Why I think I’m so exceptional:
First of all, I’m a pretty hard motherfucker. Why? My scars. I had a “hard knock life” growing up, and it tempered me and hardened me into who I am today.
I don’t really think I became hard on my own accord. No— lady fate demanded I become hard and strong. If I didn’t become strong, stoic, unemotional, and hard, I would have probably shattered as a child.
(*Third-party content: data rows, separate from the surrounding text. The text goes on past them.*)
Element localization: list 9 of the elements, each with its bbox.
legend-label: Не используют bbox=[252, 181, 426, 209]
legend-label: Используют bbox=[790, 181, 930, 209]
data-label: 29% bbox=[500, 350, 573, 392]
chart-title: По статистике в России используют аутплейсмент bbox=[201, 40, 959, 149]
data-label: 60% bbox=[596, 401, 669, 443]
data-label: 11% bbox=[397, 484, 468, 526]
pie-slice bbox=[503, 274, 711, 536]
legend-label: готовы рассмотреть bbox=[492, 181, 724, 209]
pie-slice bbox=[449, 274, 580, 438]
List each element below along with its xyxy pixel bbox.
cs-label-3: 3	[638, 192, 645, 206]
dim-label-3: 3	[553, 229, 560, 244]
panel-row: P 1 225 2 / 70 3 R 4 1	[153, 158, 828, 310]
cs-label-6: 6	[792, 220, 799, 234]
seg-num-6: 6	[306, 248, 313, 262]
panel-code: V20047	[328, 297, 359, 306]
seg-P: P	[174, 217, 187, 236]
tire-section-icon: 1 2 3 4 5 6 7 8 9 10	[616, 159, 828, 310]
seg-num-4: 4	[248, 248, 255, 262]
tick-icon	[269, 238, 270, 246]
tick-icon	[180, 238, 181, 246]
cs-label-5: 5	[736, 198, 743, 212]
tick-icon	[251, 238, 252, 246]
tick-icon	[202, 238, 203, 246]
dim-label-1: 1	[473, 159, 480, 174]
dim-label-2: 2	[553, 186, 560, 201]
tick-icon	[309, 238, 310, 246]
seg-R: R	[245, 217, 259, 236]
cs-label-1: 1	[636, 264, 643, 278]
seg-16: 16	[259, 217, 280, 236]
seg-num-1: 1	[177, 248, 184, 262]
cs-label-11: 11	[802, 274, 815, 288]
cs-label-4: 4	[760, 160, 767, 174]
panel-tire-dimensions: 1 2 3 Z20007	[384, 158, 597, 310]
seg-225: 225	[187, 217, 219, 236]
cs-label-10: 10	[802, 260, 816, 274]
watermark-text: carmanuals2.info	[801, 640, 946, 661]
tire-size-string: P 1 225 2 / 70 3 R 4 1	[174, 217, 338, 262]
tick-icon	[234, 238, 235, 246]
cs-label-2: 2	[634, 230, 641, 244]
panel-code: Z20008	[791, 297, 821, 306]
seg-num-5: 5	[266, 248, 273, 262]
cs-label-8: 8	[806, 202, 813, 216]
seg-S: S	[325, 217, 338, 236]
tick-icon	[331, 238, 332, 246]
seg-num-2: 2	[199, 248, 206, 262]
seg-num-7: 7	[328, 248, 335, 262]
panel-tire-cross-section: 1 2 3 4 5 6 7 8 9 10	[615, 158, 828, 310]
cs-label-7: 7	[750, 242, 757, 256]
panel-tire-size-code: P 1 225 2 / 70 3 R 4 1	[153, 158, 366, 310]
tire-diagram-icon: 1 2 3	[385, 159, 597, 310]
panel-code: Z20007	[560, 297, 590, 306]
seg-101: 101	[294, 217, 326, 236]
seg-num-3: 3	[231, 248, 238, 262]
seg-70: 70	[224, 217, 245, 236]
For example, my greatest blessing in life is the fact I grew up with so much difficulty. Why? Great difficulty strengthens us. It builds muscles. Seeing the trauma my mom had to go through with my dad (who was both physically and mentally abusive) taught me much in life. It taught me how to NOT be a cowardly man, and how to become a strong and courageous and honorable man. Now, the way I treat Cindy is simple:
Do the exact OPPOSITE of what my dad did to my mom.
In this regard, my dad was the ultimate “anti-dad”— a father who teaches his son how to become a true man by teaching him what NOT to do (the anti form of teaching).
2. Why am I so cruel?
This is why I generally have zero tolerance for soft people. While my dad was beating my mom at home and gambling away the rent money, I recall some of the kids in high school complaining how their parents wouldn’t buy them the newest PlayStation. It taught me early in life:
Wow — if you’ve never experienced real pain and trauma, you’re soft.
Truth be told, I don’t blame people who are soft. It isn’t their fault. It’s their parents fault. And is it even the fault of their parents, or how they were raised by their parents? And the rules of society and so forth.
So truth be told — it ain’t really anyone’s fault. It’s just how reality manifests itself in people:
No pain, no trauma, no difficulty makes soft, lazy, entitled people.
Thus, no blaming others. Instead, better to avoid or ignore others.
3. Why I’m so unique
I do not think I’m unique by my own accord. No— the circumstances, society, and mentors which I was raised me made me who I am. I’m lucky — I was born at the right time, with the right mom, with the right community, right teachers and mentors, education, etc to take me to where I am now. This is a very unique set of circumstances. Shouldn’t I be grateful? Shouldn’t I NOT SQUANDER my unique gifts?
For me, sharing my own personal dopeness is a matter of gratitude. I’m grateful for my life and gifts — by NOT exerting my individuality and uniqueness, I’m squandering it.